Surprisingly, this thing does actually work. Surprising because even el cheapo screw- on polarizing filters for SLRs and DSLRs are typically pricey. This one cost me less than a small Starbucks latte. I tested the polo on two monitors and a leather handbag to see how much the filter could cut down on reflections. The monitor tests show significant effect.
I’d like to see how this filter works with blue skies and color, but I’ll save that for a future video.
June 12, 2010
As promised, here is the second of my sample videos using Jelly Lens filters with a Kodak Playsport, this time with the delightful “Starburst” filter.
There’s a sweet spot near the center of the filter (but not dead on) where the image is clear.

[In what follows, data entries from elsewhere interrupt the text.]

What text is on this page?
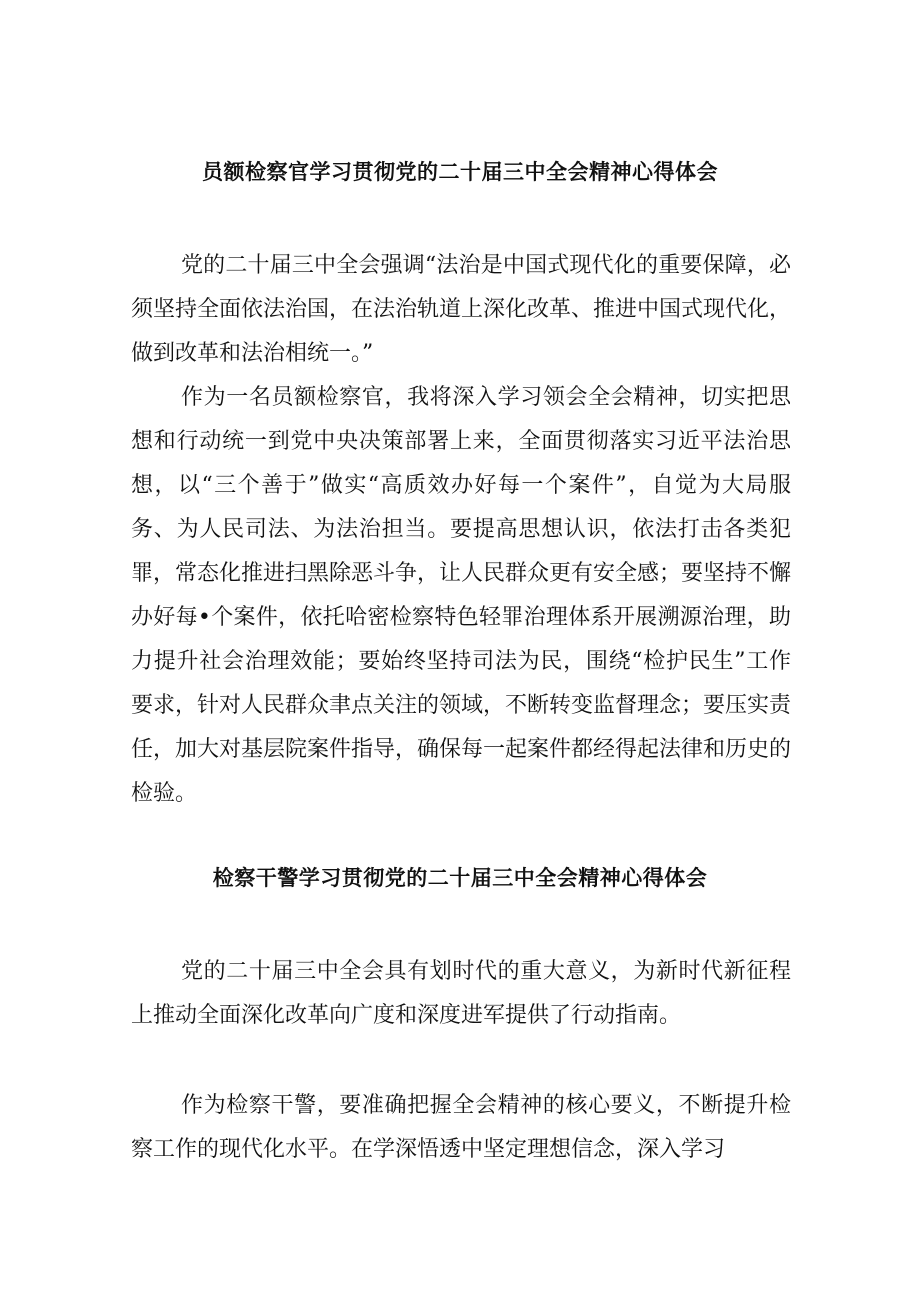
员额检察官学习贯彻党的二十届三中全会精神心得体会

党的二十届三中全会强调“法治是中国式现代化的重要保障，必须坚持全面依法治国，在法治轨道上深化改革、推进中国式现代化，做到改革和法治相统一。”

作为一名员额检察官，我将深入学习领会全会精神，切实把思想和行动统一到党中央决策部署上来，全面贯彻落实习近平法治思想，以“三个善于”做实“高质效办好每一个案件”，自觉为大局服务、为人民司法、为法治担当。要提高思想认识，依法打击各类犯罪，常态化推进扫黑除恶斗争，让人民群众更有安全感；要坚持不懈办好每•个案件，依托哈密检察特色轻罪治理体系开展溯源治理，助力提升社会治理效能；要始终坚持司法为民，围绕“检护民生”工作要求，针对人民群众聿点关注的领域，不断转变监督理念；要压实责任，加大对基层院案件指导，确保每一起案件都经得起法律和历史的检验。

检察干警学习贯彻党的二十届三中全会精神心得体会

党的二十届三中全会具有划时代的重大意义，为新时代新征程上推动全面深化改革向广度和深度进军提供了行动指南。

作为检察干警，要准确把握全会精神的核心要义，不断提升检察工作的现代化水平。在学深悟透中坚定理想信念，深入学习
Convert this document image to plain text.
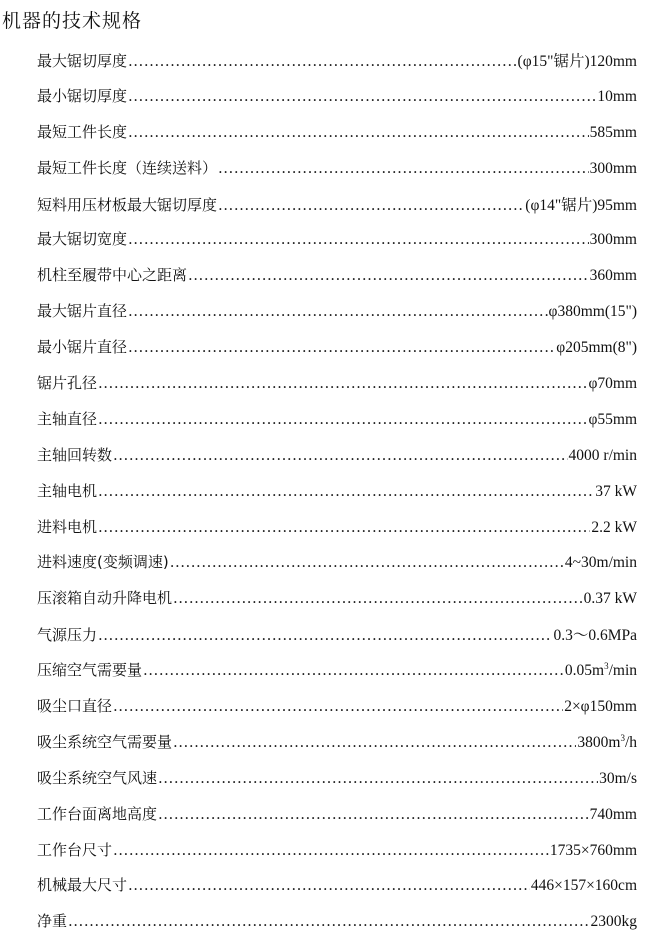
机器的技术规格
最大锯切厚度 .....	(φ15"锯片)120mm
最小锯切厚度 .....	10mm
最短工件长度 .....	585mm
最短工件长度（连续送料） .....	300mm
短料用压材板最大锯切厚度 .....	(φ14"锯片)95mm
最大锯切宽度 .....	300mm
机柱至履带中心之距离 .....	360mm
最大锯片直径 .....	φ380mm(15")
最小锯片直径 .....	φ205mm(8")
锯片孔径 .....	φ70mm
主轴直径 .....	φ55mm
主轴回转数 .....	4000 r/min
主轴电机 .....	37 kW
进料电机 .....	2.2 kW
进料速度(变频调速) .....	4~30m/min
压滚箱自动升降电机 .....	0.37 kW
气源压力 .....	0.3～0.6MPa
压缩空气需要量 .....	$0.05m^3/\min$
吸尘口直径 .....	2×φ150mm
吸尘系统空气需要量 .....	$3800m^3/h$
吸尘系统空气风速 .....	30m/s
工作台面离地高度 .....	740mm
工作台尺寸 .....	1735×760mm
机械最大尺寸 .....	446×157×160cm
净重 .....	2300kg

Radiating from it are etched rays, which gives this filter its distinct effect. I call it my “dream sequence” filter. My colleague calls it the “stalker” lens.
Apologies to Jason (the bald dude at the end) for including him here, but not really. Your thumbs-up was too good to pass up, even though it was shot in poor light.
To edit these videos, I use Picasa , which doesn’t natively process .mov files in its movie editor mode. I have to do a bit of file conversion using FormatFactory, from .mov to .wmv. Crossing my fingers this thing dosn’t have spyware, heh.
June 11, 2010
During my lunch break the other day, I made a dash to a nearby department store to purchase something I knew would add a cool dimension to my already cool Kodak Playsport.
Near the Ladies’ Lingerie section, at the bottom of a rack displaying bangles and bracelets was a row of Jelly Lens phone camera filters. These are el cheapo plastic filters from China designed to attach to the lens of most phone cams via a non-permanent adhesive jelly ring (hence the name). I’d spotted them a month ago while shopping there with my wife.
At about 2 US dollars a pop, these are criminally inexpensive upgrades to mobile imaging devices such as the Kodak Playsport and most likely the Flip cameras, which have small fixed lenses, like phone cams. There’s about a dozen in the series, and you can find them at http://www.jelly-lens.com.
I immediately bought five of the most useful ones: closeup, vignette, soft, starburst and “polorizer.” Ripped them outta the packaging and immediately started trying them out while walking out of the mall.
Best damn upgrade you can get for ten bucks.